The Consumer Financial Protection Bureau (CFPB) earlier this year raised the alarm over student debt, noting that the toll of outstanding student loans is now over $1 trillion.
Who owes this money and how are they ever going to pay it back? A researcher at the University of Wisconsin has found that the student debt burden falls heaviest on students from middle-income families.
Upper income students don't need loans. Low-income students have a number of aid opportunities. But researcher Jason Houle says for many middle-income students, loans are the only form of student aid available to them.
Houle calls it the "middle-income squeeze." The families of these young adults make too much money for their children to qualify for adequate financial aid benefits, but not enough to afford the rising costs of tuition, room and board, and additional university fees.
In his study, Houle found nearly 41 percent of all students left school with some student loan debt, and the average debt among those students was more than $22,000.
"Young adults from middle-income families are at the highest risk for student loan debt," Houle said. "As tuition costs continue to rise and outpace inflation, students increasingly use loans as the primary means of financial aid."
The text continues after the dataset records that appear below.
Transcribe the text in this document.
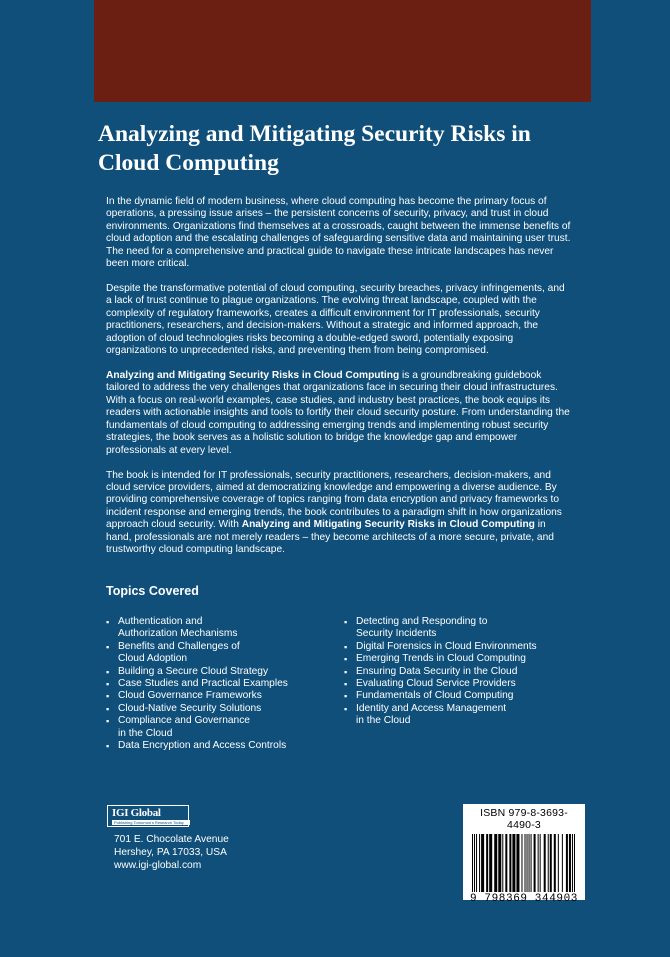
Analyzing and Mitigating Security Risks in
Cloud Computing

In the dynamic field of modern business, where cloud computing has become the primary focus of operations, a pressing issue arises – the persistent concerns of security, privacy, and trust in cloud environments. Organizations find themselves at a crossroads, caught between the immense benefits of cloud adoption and the escalating challenges of safeguarding sensitive data and maintaining user trust. The need for a comprehensive and practical guide to navigate these intricate landscapes has never been more critical.

Despite the transformative potential of cloud computing, security breaches, privacy infringements, and a lack of trust continue to plague organizations. The evolving threat landscape, coupled with the complexity of regulatory frameworks, creates a difficult environment for IT professionals, security practitioners, researchers, and decision-makers. Without a strategic and informed approach, the adoption of cloud technologies risks becoming a double-edged sword, potentially exposing organizations to unprecedented risks, and preventing them from being compromised.

Analyzing and Mitigating Security Risks in Cloud Computing is a groundbreaking guidebook tailored to address the very challenges that organizations face in securing their cloud infrastructures. With a focus on real-world examples, case studies, and industry best practices, the book equips its readers with actionable insights and tools to fortify their cloud security posture. From understanding the fundamentals of cloud computing to addressing emerging trends and implementing robust security strategies, the book serves as a holistic solution to bridge the knowledge gap and empower professionals at every level.

The book is intended for IT professionals, security practitioners, researchers, decision-makers, and cloud service providers, aimed at democratizing knowledge and empowering a diverse audience. By providing comprehensive coverage of topics ranging from data encryption and privacy frameworks to incident response and emerging trends, the book contributes to a paradigm shift in how organizations approach cloud security. With Analyzing and Mitigating Security Risks in Cloud Computing in hand, professionals are not merely readers – they become architects of a more secure, private, and trustworthy cloud computing landscape.

Topics Covered
▪ Authentication and
Authorization Mechanisms
▪ Benefits and Challenges of
Cloud Adoption
▪ Building a Secure Cloud Strategy
▪ Case Studies and Practical Examples
▪ Cloud Governance Frameworks
▪ Cloud-Native Security Solutions
▪ Compliance and Governance
in the Cloud
▪ Data Encryption and Access Controls
▪ Detecting and Responding to
Security Incidents
▪ Digital Forensics in Cloud Environments
▪ Emerging Trends in Cloud Computing
▪ Ensuring Data Security in the Cloud
▪ Evaluating Cloud Service Providers
▪ Fundamentals of Cloud Computing
▪ Identity and Access Management
in the Cloud
IGI Global
Publishing Tomorrow's Research Today
701 E. Chocolate Avenue
Hershey, PA 17033, USA
www.igi-global.com
ISBN 979-8-3693-4490-3
9 798369 344903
Among those who left school with student loan debt, Houle found that on average young adults from middle-income backgrounds, whose families earned between $40,000 and $59,000 annually, owed over $6,000 more in student loan debt than their low income peers whose families made less than $40,000 per year.
Similarly, students from somewhat more affluent middle-income backgrounds, whose families made between $60,000 and $99,000 annually, racked up nearly $4,000 more in student loan debt than young adults whose families earned less than $40,000 per year.
Pell grants go mostly to lower-income students
Over 90 percent of all Pell Grant recipients come from families with annual incomes of less than $40,000.
"Young adults whose families make just over $40,000 are less likely to qualify for such student aid packages, and tend to suffer a disproportional burden of student loan debt," Houle said.
Houle looked at other factors besides income. He sound that students whose parents had less than a college degree were also at a higher risk of accumulating student loan debt. African American students were also significantly more likely than their white peers to rack up student loan debt. In addition, he found that young adults with single parents or step families were more likely than students whose biological parents were together, to incur student loan debt.
As college graduates struggle to find high-wage jobs in today's economy, inflated student loan debt forces young adults to begin their careers at an increased risk of default and penalties for missed payments. Bankruptcy is not an option for students struggling to pay off their student loans, which, Houle said, makes student loan debt a very unique and dangerous liability.